En quelques d’années seulement, les capacités des caméras de vidéosurveillance ont fait des pas de géant. Grâce à la puissance d’analyse de leurs algorithmes d’intelligence artificielle, il est désormais possible de détecter et de caractériser rapidement un objet et toute situation anormale. Conséquence : l’utilisation de la vidéosurveillance intelligente explose. Au point que la CNIL (Commission nationale de l’informatique et des libertés) a lancé une consultation publique sur le sujet.

Avec l’IA, toujours plus loin dans l’analyse des images

Les éditeurs de VMS (vidéo management system) ont saisi tout le potentiel de l’Intelligence artificielle (IA) appliquée à la vidéosurveillance. Plus besoin pour les opérateurs de passer des heures à visionner des images, dans l’espoir d’y trouver quelque chose d’exploitable. Tout l’enjeu de l’intelligence embarquée est là : extraire automatiquement et efficacement certaines données, mais aussi devenir une alliée de la supervision en temps réel. 

Comment ? En préqualifiant certaines informations. Les algorithmes des caméras intelligentes sont désormais capables de classifier un « objet » : un véhicule ou un deux roues dans une zone non autorisée, une personne qui tente une intrusion, un colis abandonné… Désormais, une situation anormale est détectable. Bienvenue dans l’ère de la proactivité !

Les cas d’usage vont au-delà du champ de la sécurité

Si les caméras intelligentes embarquent des capacités d’analyse toujours plus sophistiquées pour la sécurité des entreprises, leur utilisation ne se limite plus uniquement à ce domaine. 

Dans les lieux publics par exemple, les caméras intelligentes analysent aussi des flux de circulation, la congestion du trafic, ou encore la fréquentation d’un site. Plus étonnant encore, elles peuvent détecter la présence de déjections canines sur la voie publique, d’encombrants et de détritus, ou des stationnements non autorisés (sur les voies de bus, des zones de travaux, des pistes cyclables, etc.).

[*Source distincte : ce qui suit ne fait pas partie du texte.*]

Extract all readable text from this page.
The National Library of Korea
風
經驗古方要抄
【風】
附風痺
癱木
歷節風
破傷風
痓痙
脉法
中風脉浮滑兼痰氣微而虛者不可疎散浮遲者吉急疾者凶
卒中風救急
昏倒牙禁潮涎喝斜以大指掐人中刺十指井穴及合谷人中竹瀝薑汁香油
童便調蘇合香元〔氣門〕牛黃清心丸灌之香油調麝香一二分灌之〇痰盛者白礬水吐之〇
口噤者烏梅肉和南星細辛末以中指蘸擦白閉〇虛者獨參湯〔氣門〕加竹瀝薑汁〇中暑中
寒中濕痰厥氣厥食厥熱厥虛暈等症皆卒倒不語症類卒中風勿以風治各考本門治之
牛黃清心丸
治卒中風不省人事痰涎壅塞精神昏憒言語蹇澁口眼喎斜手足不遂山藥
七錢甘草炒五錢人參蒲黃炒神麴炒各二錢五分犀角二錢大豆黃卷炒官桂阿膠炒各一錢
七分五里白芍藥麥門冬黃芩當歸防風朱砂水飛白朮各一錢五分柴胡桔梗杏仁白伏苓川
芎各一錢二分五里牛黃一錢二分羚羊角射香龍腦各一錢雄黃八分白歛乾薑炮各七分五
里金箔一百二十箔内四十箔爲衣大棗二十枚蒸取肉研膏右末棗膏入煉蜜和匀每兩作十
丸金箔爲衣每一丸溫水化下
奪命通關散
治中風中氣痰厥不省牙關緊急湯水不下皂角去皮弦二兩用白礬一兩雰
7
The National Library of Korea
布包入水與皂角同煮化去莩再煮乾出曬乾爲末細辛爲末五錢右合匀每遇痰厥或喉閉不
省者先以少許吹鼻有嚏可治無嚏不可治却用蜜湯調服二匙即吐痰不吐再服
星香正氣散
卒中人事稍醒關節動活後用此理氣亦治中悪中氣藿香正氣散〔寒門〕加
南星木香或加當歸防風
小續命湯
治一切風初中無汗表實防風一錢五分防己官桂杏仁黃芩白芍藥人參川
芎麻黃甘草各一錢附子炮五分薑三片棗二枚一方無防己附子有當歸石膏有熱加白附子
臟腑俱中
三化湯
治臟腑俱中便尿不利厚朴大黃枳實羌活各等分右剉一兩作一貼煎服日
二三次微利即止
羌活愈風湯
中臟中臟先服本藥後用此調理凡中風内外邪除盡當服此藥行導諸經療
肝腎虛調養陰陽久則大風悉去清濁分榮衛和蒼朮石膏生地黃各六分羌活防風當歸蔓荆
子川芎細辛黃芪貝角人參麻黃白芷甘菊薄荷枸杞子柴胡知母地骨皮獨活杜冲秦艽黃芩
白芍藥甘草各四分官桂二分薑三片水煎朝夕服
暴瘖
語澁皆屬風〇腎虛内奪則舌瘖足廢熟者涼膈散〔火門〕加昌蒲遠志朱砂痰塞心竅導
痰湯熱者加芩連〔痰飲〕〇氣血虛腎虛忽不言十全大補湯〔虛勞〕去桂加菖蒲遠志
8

Afin d’améliorer leurs interventions, les collectivités, particulièrement ciblées, sont de plus en plus intéressées par ces marchés. Ces services dessinent en partie les contours de la smart city : une ville intelligente dont le but est d’améliorer le cadre de vie des citadins.

Déploiement des caméras intelligentes : la CNIL veille au grain

Le marché de la vidéo « augmentée » est un marché mondial en croissance rapide, de quelque 7 % par an. En 2020, ce dernier est estimé à 11 milliards de dollars.

Ce développement tous azimuts des caméras intelligentes n’a pas échappé à la CNIL (Commission nationale de l’informatique et des libertés). Au point qu’elle a lancé un appel à contributions du 14 janvier au 11 mars 2022, dans l’optique d’affiner sa position sur le sujet et « d’accompagner leur déploiement dans le respect des droits des personnes ». 

Avec cette consultation publique, la CNIL souhaite notamment « mobiliser l’ensemble des acteurs de la vidéo “augmentée” autour des enjeux de protection des droits et libertés fondamentaux et permettre à tous (citoyens, administrés, consommateurs […]…) de lui faire part de leur positionnement vis-à-vis de cette technologie”.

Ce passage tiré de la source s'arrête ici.